Our NICU training team arrived in two parts, but we are now all here and busy making this learning experience a success. This year’s conference is presenting the STABLE certification course, as well as the Neonatal Resuscitation Course. It is all being made possible through a Rotary International Train the Trainer Global Grant, that will allow us to continue these training events for three years, moving toward making it sustainable in Honduras. Though 72 medical professionals registered for the conference, only 38 attended. Inclement weather (non-stop rain) created unsafe road conditions for those registrants further away. Nonetheless, the course was attended by 10 physicians, 23 nurses, and 4 paramedics.

Registrants were given a pre-test at the time they registered for the class. This allows the students to see what information they need to spend time studying prior to the conference lectures. It is also a great tool for measuring the level of learning for participants. Participants take a quiz on information presented periodically throughout the course.

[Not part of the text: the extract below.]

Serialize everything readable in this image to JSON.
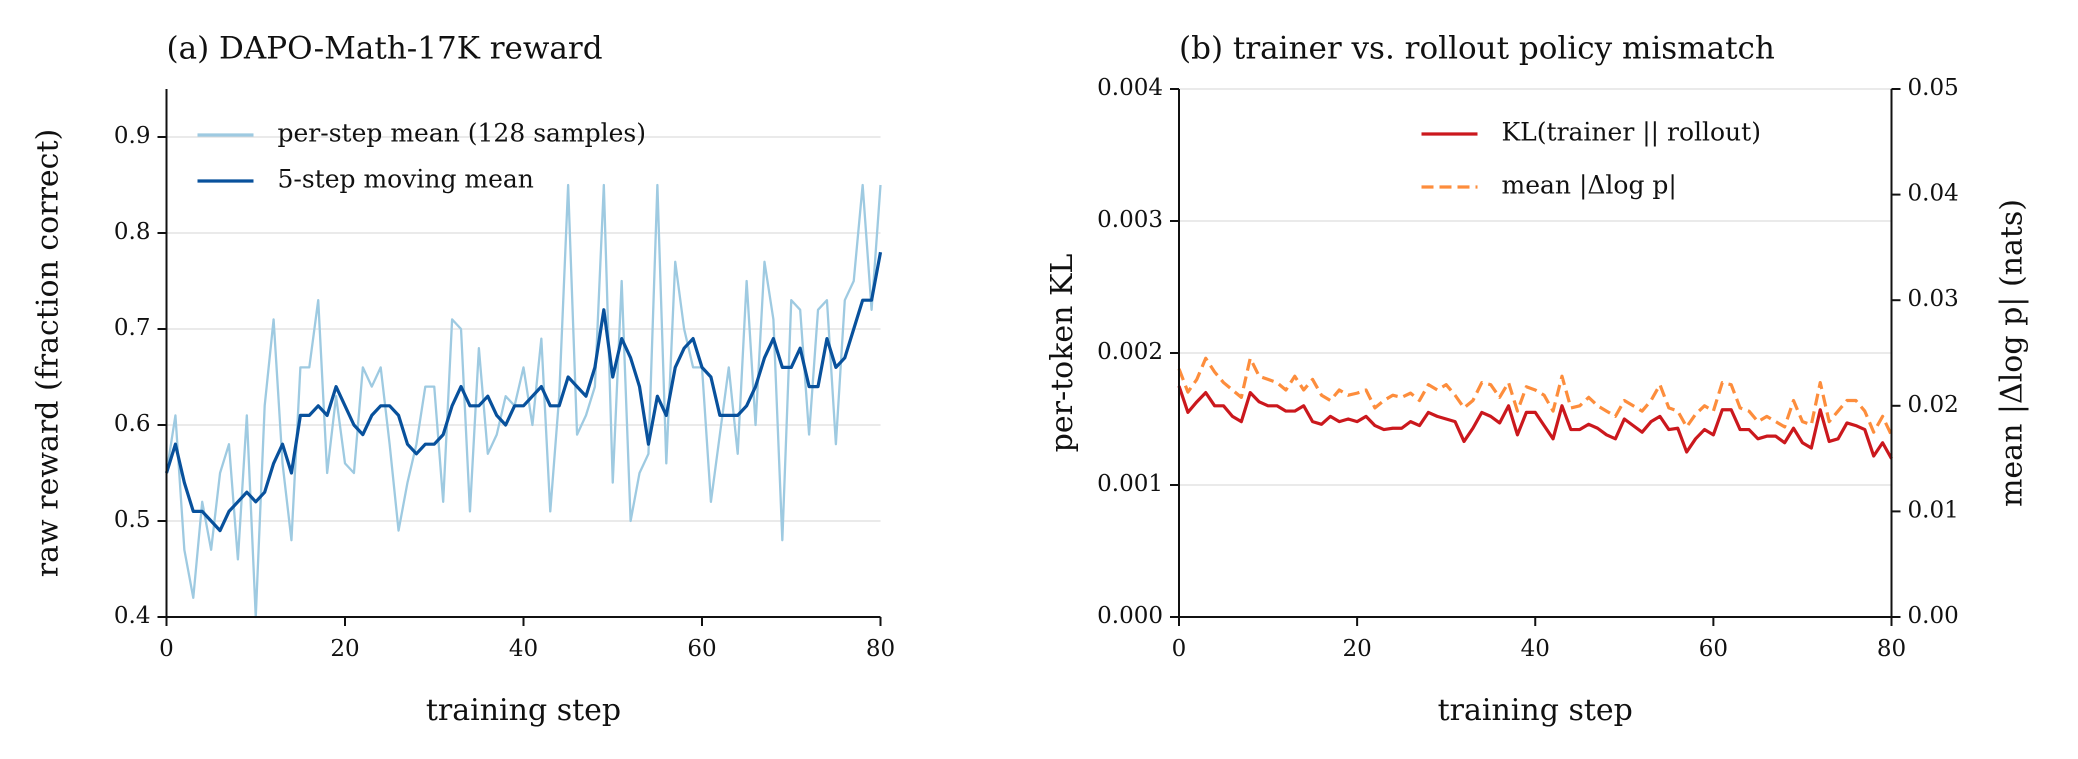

Throughout the lectures, the group seemed engaged and intently listening. Participants were observed taking notes and highlighting their books. Instructors involved the students by expanding lessons with scenarios and providing more detail as needed. They also asked questions of the group and engaged in discussion. The blood sugar and temperature modules were covered by Kelin Mendez. Kimberly Urbina taught the difficult module on Airway management. Our US instructors, Diane Youmans, Jennifer Butler, and Heather Wyrick all contributed to the presentation of this information. The team effort made to assist the students in learning as much as possible is a wonderful thing to see.

The last part of the day was spent in skill stations. The participants were divided into three groups. Skill station instructors (Arun James RT, Jennifer, and Heather) demonstrated the step-by-step process for airway assessment, proper positioning, ensuring seal and chest rise, suctioning, and increasing pressure as appropriate. The instructors then also demonstrated advanced airway intubation, using different techniques, and allowed participants to intubate the manikins. The participants were able to practice these skills and loved every minute. Many did not want to stop.


Overall, the group was very engaged, and the day was a great success. At the end of the day, Patti asked everybody that had learned something new to raise their hand and each and every person did so enthusiastically.